Scientists have long reassured us that, with the new advances in nutrition and medicine, we should all be able to live to be 100.
But now researchers who have analyzed the death trends between 1985 and 1995 say that even for people born 80 years from now, the average life expectancy will only be 85.
“Everyone alive today will be long dead before life expectancy at birth of 100 is achieved-if it ever is,” says Jay Olshansky of the University of Illinois. “No technologies exist today that would permit us to increase life expectancy to 100 or even 120, as has been claimed.”
Leonard Hayflick, an expert on aging at the University of California, says, “I agree that the outrageous claims made by uniformed people in this field for superlongevity in the future are simply not possible.
“If you eliminated all causes of death on death certificates today, you would increase life expectation by 15 years,” he says. “Virtually all the research in aging is research on the diseases of old age, the resolution of which will not provide immortality.”
But Kaare Christensen of the University of Southern Denmark says the maximum human lifespan is still increasing. “The key question is how long this is going to continue.

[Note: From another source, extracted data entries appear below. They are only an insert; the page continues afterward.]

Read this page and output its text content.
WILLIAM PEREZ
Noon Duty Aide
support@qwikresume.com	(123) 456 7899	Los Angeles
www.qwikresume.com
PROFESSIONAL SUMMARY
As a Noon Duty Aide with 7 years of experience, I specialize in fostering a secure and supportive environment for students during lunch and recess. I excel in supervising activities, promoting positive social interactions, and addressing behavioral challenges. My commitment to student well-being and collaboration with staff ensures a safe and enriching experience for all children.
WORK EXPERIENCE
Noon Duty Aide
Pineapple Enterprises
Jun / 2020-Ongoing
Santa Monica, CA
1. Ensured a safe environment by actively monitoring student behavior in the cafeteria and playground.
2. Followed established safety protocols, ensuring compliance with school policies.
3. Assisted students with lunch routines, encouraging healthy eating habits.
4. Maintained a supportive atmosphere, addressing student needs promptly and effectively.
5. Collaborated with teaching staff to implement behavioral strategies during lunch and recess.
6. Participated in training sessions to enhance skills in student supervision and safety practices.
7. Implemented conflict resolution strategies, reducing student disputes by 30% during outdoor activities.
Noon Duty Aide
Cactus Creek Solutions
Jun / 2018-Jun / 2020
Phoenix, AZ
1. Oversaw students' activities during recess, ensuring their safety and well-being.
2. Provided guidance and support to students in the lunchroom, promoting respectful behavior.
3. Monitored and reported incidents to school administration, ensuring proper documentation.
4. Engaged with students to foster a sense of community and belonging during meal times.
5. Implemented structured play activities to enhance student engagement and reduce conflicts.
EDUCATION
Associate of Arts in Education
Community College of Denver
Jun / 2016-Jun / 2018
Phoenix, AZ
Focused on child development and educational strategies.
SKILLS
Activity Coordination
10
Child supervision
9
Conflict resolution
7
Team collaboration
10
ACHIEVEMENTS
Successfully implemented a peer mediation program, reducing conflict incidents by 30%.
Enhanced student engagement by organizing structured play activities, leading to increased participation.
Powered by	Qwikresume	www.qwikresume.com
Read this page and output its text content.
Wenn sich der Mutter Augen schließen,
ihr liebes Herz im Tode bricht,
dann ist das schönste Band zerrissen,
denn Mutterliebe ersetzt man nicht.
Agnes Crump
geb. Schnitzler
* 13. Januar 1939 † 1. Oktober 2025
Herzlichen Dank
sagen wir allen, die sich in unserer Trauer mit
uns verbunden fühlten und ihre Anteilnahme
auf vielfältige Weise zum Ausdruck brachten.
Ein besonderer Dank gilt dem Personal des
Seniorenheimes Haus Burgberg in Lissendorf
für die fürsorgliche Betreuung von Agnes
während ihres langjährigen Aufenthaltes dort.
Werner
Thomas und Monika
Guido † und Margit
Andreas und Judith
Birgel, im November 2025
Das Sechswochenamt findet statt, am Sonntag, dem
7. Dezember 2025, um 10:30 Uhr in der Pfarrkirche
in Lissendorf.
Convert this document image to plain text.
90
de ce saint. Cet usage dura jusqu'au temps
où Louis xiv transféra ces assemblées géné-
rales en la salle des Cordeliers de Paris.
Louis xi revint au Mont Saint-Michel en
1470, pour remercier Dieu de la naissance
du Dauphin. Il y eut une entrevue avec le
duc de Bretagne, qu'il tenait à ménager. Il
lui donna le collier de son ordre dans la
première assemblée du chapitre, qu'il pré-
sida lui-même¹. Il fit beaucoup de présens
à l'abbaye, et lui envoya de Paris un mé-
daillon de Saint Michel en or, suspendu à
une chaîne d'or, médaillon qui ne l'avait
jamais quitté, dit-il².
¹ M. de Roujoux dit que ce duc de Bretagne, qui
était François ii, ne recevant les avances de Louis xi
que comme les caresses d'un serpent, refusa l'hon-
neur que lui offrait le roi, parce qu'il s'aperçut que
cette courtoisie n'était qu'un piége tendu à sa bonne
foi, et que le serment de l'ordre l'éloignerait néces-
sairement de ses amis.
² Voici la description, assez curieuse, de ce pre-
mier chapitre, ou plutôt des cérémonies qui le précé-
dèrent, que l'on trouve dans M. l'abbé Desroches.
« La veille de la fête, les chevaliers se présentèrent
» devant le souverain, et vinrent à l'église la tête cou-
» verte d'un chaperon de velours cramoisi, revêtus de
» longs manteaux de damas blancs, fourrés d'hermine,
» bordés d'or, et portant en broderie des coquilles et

No one knows-but we’re pushing the limit now.”
“The fundamental question is why are old cells more vulnerable to pathology [attack by disease] than young cells,” says Hayflick.
One great hope for increased longevity has been the transplanting of animal organs into humans, which would end the problem of organ shortages. Many people die while waiting for available human organs. More than 6,700 peoplein the U.K. were waiting for organ transplants at the end of 1999, and 5,500 were still waiting at the end of 2000. But researchers are saying that animal transplants may be too risky.
A new report says that “the likelihood of whole-organ xenotransplantation being available with in a clinically worthwhile time frame may be starting to recede.”
“It’s no nearer than when we started three or four years ago,” says John Dark, a professor of surgery at the University of Newcastle.
Rejection of animal organs is the main problem, and animal studies have not even proven that animal organs are capable of sustaining life in humans.